My dad was in the oil business his whole life. He retired in Midland, Texas, where there's an excellent petroleum museum that shows among other things the evolution of exploration and recovery technology over the years. You can see and touch the different kinds of drill bits that have been used. Definitely worth a visit if you ever find yourself in the Midland/Odessa region, not that there's a lot else to do there. http://www.petroleummuseum.org

When I was in graduate school at UT-Austin almost 30 years ago, I did a bunch of the systems analysis for a project looking at producing energy from geopressured brines. One of the most unusual faculty members of the petroleum engineering group at that time was an old guy with, if I recall correctly, a high-school education and 40 years of experience in the oil fields. He taught an "applied mud" class.

Anyway, the project started as an attempt to tap geothermal energy. But it turns out that there is simply a staggering amount of methane in the geopressured brines under Texas and Louisiana -- some estimates are that there is more than the proven conventional natural gas reserves of the world. Producing the stuff was/is the problem. The brines are also saturated with a variety of nasty salts (toxic and very corrosive). Disposing of such fluids when there are billions of barrels involved is a hard problem. The energy budgets worked out so that it was feasible to put two wells into a reservoir, withdraw the fluid through one, extract the methane and much of the heat energy, and use the heat energy to pump the fluid back down the second well. However, the stuff is so corrosive that the pumps and turbines were going to have a rather short usable lifetime.

I know DOE ran a few test wells around 1980, but they disposed of the fluid using shallow wells -- probably not adequate if attempting it on a large scale. If you can work out and patent a way to produce the methane while leaving the brine in the reservoir, there are boatloads of money to be made.

Stainless steel casing and equipment would mean a hell of a well cost. But the issue of the pumps can be addressed with off-the-shelf stuff.

Do you have any other leads about this? Some names maybe?

I had heard about this as well, but thought the economics wouldn't work. At $90/bbl, lots of stuff works!

And BTW the oil company which my father worked for his entire working life, starting in the lab and working his way up to a VP position, was Unocal. I'd appreciate it if you would not refer to it as a "second rate" oil company. "Second tier" would be a more objective description.

And the old ODECO Ocean Star is a museum piece in Galveston these days for those who want to see an offshore jackup. While it is one of the smallest, it gets the point across in the presentation materials in a very good way about drilling and general operations.

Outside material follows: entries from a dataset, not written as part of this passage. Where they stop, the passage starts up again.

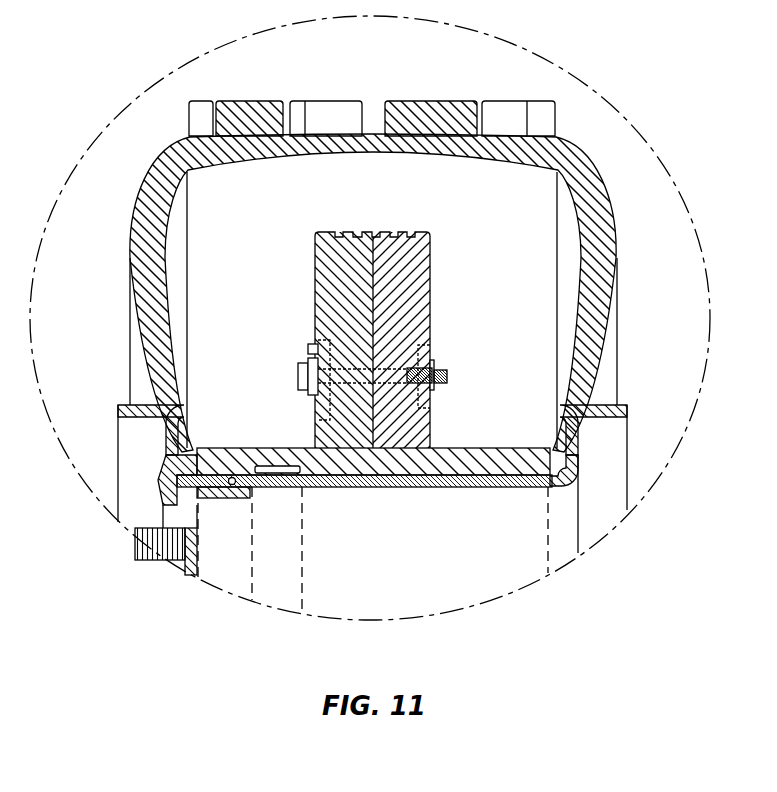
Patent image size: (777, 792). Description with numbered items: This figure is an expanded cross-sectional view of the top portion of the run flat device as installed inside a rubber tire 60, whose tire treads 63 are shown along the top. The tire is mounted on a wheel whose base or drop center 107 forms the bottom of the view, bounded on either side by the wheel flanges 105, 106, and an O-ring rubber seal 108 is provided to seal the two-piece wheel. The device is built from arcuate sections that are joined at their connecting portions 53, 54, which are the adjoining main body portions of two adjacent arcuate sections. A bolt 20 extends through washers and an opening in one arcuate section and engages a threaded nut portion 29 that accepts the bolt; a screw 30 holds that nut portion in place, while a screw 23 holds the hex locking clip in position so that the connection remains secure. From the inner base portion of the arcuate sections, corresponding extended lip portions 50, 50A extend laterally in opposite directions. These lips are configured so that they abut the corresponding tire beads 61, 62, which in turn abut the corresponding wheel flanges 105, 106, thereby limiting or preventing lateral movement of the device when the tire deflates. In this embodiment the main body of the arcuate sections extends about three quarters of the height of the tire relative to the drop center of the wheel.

The bolt 20 is at (305, 372).
The screw 23 is at (322, 338).
The threaded nut portion 29 is at (437, 395).
The screw 30 is at (443, 362).
The extended lip portion 50 is at (262, 448).
The extended lip portion 50A is at (493, 456).
The connecting portion 53 is at (320, 253).
The connecting portion 54 is at (423, 258).
The rubber tire 60 is at (614, 262).
The tire bead 61 is at (182, 455).
The tire bead 62 is at (555, 455).
The tire treads 63 is at (462, 110).
The wheel flange 105 is at (128, 405).
The wheel flange 106 is at (628, 410).
The drop center 107 is at (438, 487).
The O-ring rubber seal 108 is at (232, 487).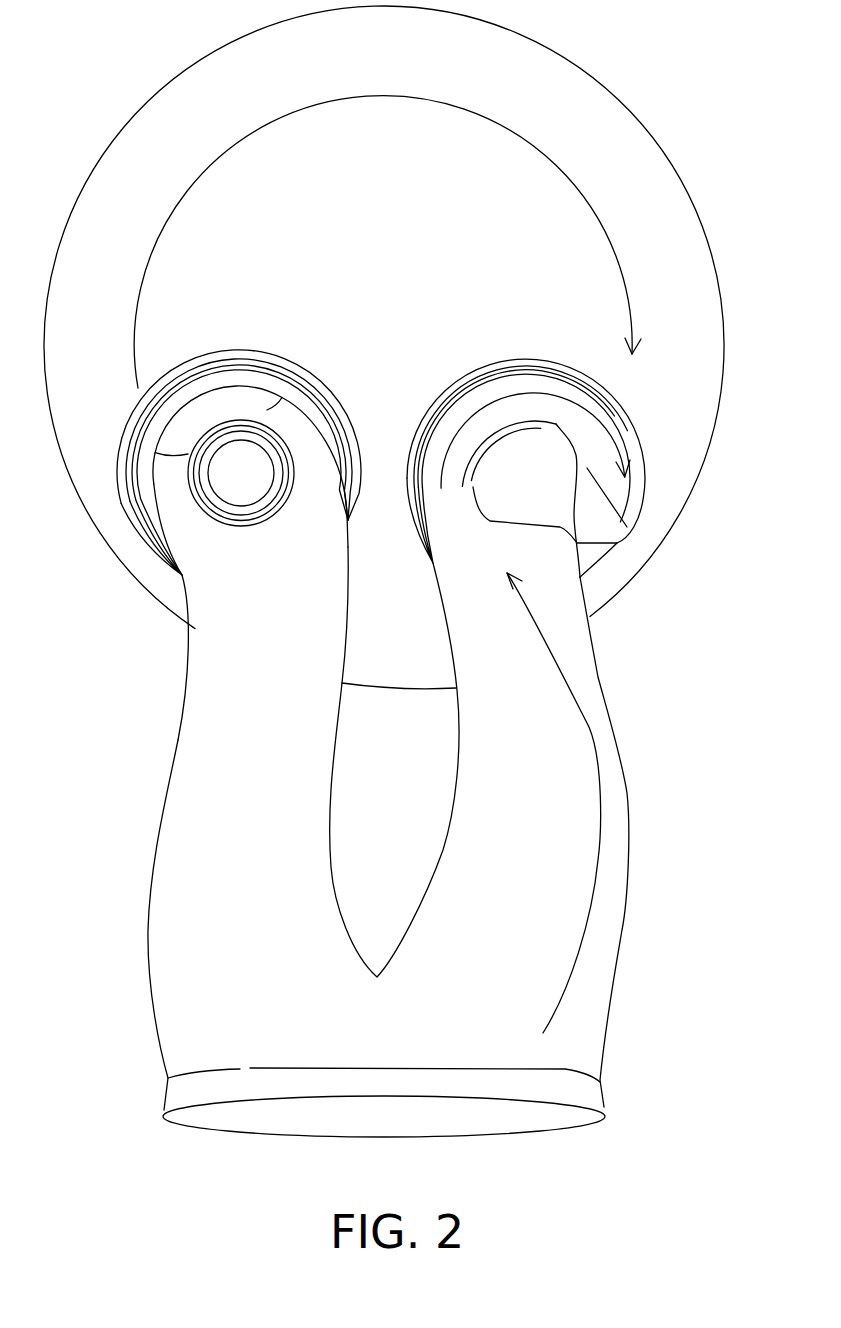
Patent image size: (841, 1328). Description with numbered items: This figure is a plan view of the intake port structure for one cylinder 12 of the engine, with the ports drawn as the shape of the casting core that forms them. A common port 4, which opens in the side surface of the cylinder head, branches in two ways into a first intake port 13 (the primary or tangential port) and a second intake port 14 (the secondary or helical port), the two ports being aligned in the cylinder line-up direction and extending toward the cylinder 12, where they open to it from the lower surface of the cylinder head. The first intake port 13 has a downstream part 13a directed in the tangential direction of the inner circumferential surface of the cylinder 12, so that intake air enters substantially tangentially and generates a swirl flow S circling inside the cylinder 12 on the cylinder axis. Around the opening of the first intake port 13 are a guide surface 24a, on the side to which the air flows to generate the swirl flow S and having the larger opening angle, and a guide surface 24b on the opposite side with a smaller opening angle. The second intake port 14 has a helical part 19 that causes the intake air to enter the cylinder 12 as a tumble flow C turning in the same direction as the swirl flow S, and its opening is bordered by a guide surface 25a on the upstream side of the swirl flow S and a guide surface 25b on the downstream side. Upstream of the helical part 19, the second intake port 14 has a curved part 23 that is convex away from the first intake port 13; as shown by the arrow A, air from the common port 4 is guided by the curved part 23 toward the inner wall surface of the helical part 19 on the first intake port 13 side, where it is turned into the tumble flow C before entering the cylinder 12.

The cylinder 12 is at (185, 80).
The swirl flow S is at (383, 97).
The helical part 19 is at (490, 388).
The tumble flow C is at (557, 395).
The guide surface 24a is at (138, 414).
The guide surface 24b is at (338, 411).
The guide surface 25a is at (632, 422).
The guide surface 25b is at (419, 528).
The downstream part 13a is at (182, 583).
The first intake port 13 is at (183, 768).
The second intake port 14 is at (470, 766).
The curved part 23 is at (632, 825).
The arrow A is at (598, 878).
The common port 4 is at (512, 1124).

And the experts in this field are of course called mudmen. One guy had a pilot's licence so he could fly out to remote sites frequently. He was called the "Flying Mudman".

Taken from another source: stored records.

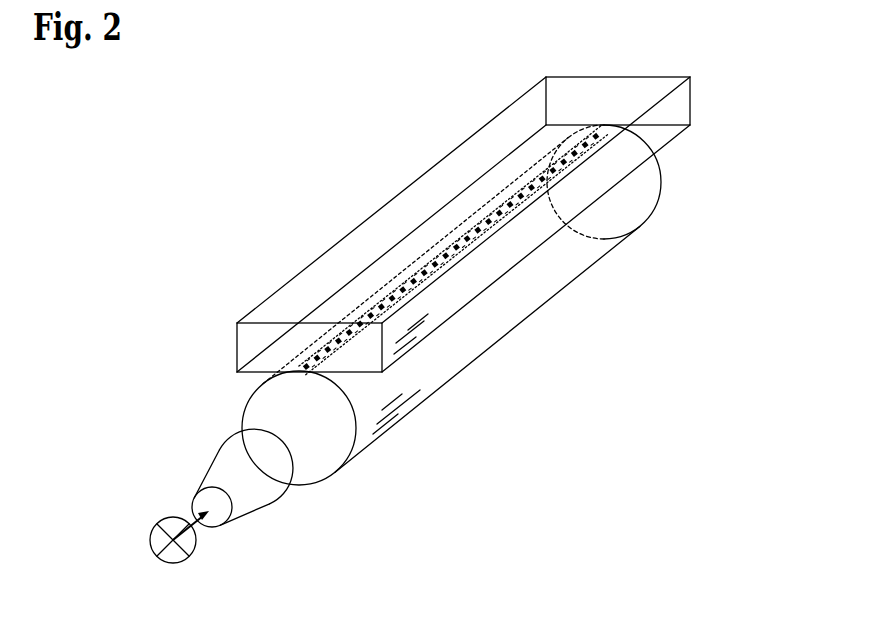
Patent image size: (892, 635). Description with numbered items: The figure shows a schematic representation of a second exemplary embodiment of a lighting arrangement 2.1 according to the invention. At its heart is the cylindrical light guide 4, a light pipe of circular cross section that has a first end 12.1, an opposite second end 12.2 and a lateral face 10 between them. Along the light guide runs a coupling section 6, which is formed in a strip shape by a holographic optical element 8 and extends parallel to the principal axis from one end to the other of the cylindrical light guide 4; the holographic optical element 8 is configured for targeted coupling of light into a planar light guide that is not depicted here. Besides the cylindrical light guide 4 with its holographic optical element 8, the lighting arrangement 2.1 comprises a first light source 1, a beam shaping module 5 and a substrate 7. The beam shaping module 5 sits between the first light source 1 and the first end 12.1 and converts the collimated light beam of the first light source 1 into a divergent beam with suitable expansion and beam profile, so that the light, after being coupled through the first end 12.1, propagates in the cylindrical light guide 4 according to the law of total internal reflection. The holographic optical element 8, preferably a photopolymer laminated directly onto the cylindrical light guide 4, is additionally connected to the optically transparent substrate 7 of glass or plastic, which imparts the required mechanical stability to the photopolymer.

The lighting arrangement 2.1 is at (292, 160).
The first light source 1 is at (157, 520).
The cylindrical light guide 4 is at (259, 426).
The beam shaping module 5 is at (217, 473).
The coupling section 6 is at (408, 270).
The substrate 7 is at (240, 321).
The holographic optical element 8 is at (470, 238).
The lateral face 10 is at (453, 305).
The first end 12.1 is at (327, 442).
The second end 12.2 is at (637, 186).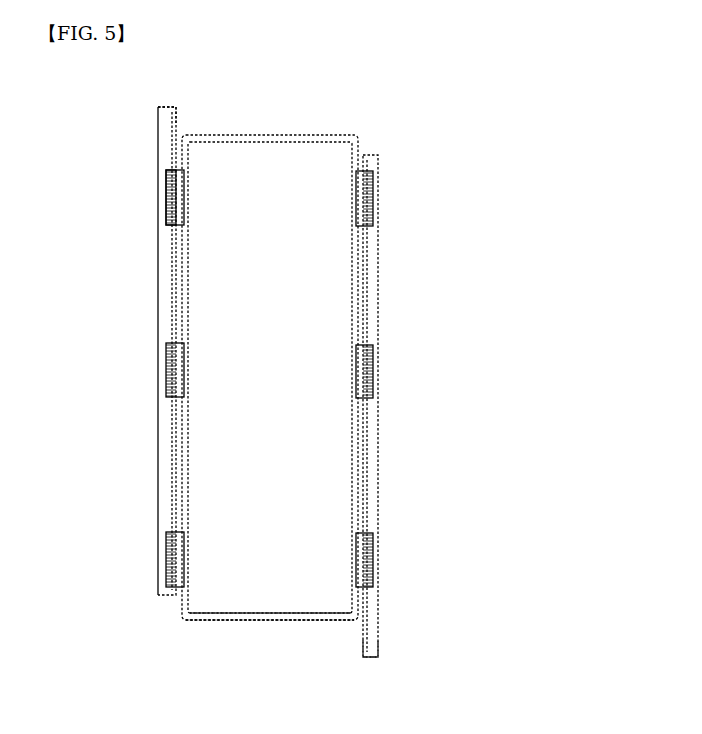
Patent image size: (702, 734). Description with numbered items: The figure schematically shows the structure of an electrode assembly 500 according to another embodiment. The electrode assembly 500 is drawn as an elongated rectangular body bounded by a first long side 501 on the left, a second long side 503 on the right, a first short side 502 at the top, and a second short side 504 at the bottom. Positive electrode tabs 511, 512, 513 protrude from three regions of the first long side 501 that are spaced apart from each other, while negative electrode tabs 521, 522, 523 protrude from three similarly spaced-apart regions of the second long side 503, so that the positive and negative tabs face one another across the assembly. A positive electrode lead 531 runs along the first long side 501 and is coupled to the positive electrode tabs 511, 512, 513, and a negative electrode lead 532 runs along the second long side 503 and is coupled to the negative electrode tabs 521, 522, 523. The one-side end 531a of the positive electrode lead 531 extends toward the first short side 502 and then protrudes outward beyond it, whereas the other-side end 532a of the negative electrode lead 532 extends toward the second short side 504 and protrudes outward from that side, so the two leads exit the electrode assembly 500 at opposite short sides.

The electrode assembly 500 is at (108, 118).
The first long side 501 is at (128, 361).
The first short side 502 is at (312, 118).
The second long side 503 is at (409, 415).
The second short side 504 is at (266, 637).
The positive electrode tab 511 is at (168, 200).
The positive electrode tab 512 is at (182, 373).
The positive electrode tab 513 is at (170, 558).
The negative electrode tab 521 is at (362, 203).
The negative electrode tab 522 is at (362, 372).
The negative electrode tab 523 is at (362, 560).
The positive electrode lead 531 is at (168, 280).
The one-side end of positive electrode lead 531a is at (167, 131).
The negative electrode lead 532 is at (375, 278).
The other-side end of negative electrode lead 532a is at (370, 645).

Actually, we like to call them mud engineers. It is chemistry "on-the-fly" while we drill through unknown minerals.....it can get very tricky to manage all the necessary properties, I assure you. And there are many guys with pilots licenses that work the barges in the marsh and fly helos in the jungles. It is very common in this business. Most of the big players run float planes just for delivering drill bits in some areas.

Good job explaining drilling technology in layman's terms. Just add a bit on stringing pipe and the dangers of hitting an unexpected gas layer and you'll have covered a lot of the bases.

It's not safety-smart but bet it was cool to see a gusher come in during the old days!